Ich hab eine Frage! und zwar, ich lade mir gerade Diablo III von battle.net hab auch nen Ordner in C:/User/Document erstellt wo er das reinlädt nu stellt sich mir die Frage auf,
ich wollte meinen PC herunterfahren und später weiter Installieren, aber ich habe da kein SetUp.exe für Diablo, nur paar pdf Dateien und wollte nun Fragen wie ich dann später am Abend weiterladen kann
Warum ich meinen PC nicht anlasse und weiterziehe hat mit privaten Gründen zu tun.
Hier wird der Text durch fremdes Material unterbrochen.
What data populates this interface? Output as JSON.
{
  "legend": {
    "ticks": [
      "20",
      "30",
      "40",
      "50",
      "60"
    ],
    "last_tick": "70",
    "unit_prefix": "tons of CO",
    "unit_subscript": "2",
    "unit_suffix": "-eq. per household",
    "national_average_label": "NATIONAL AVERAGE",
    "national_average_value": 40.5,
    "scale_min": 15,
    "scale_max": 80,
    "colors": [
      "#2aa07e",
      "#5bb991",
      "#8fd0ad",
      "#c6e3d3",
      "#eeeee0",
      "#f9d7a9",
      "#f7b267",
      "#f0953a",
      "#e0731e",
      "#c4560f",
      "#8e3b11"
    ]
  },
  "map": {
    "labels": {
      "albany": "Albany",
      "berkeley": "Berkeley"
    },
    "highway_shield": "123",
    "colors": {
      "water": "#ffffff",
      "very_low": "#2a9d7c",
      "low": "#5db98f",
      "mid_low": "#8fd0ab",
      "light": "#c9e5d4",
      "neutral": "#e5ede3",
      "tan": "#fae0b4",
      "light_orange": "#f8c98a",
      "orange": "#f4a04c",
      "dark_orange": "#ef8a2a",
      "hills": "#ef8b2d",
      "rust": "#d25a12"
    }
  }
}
Hilfreiche Antworten wären nett!
danke im voraus

Vyren


----------



## refload (15. Mai 2012)

Hi,

man kann den Download später einfach fortführen. Dazu startest du einfach den Blizzard Download erneut und wählst das gleiche Verzeichniss aus, dass du bereits verwendet hast. Dann verifiziert der Downloader den bereits runter geladenen teil und macht anschließend dort weiter, wo du aufgehört hattest. Das Setup steht erst am Ende des Downloads zur Verfügung.

Mit freundlichen Grüßen


----------



## Moronic (15. Mai 2012)

Oder aber du hast Pech, wie ich und obwohl alles geladen ist, läd er den kompletten Clienten nochmals neu, weil besagter Downloader nicht rafft dass die Dateien bereit vorhanden sind. Selbst der Blizzard Support macht nur'n dummes Gesicht.

Ich pack mich nu vorn TV und schmoll bis der DL fertig ist.


----------



## ZombieCat (15. Mai 2012)

Moronic schrieb:


> Oder aber du hast Pech, wie ich und obwohl alles geladen ist, läd er den kompletten Clienten nochmals neu, weil besagter Downloader nicht rafft dass die Dateien bereit vorhanden sind. Selbst der Blizzard Support macht nur'n dummes Gesicht.
> 
> Ich pack mich nu vorn TV und schmoll bis der DL fertig ist.


Hatte ich auch, habs zum Glück gestern Abend noch gemerkt und fix nochmal neu geladen :-)


----------



## Dagonzo (16. Mai 2012)

Moronic schrieb:


> Oder aber du hast Pech, wie ich und obwohl alles geladen ist, läd er den kompletten Clienten nochmals neu, weil besagter Downloader nicht rafft dass die Dateien bereit vorhanden sind. Selbst der Blizzard Support macht nur'n dummes Gesicht.
> 
> Ich pack mich nu vorn TV und schmoll bis der DL fertig ist.


Hattest du nicht zwei drei Tage vor Release eine Mail von Blizzard bekommen, das du einen neuen Downloader nutzen sollst?


----------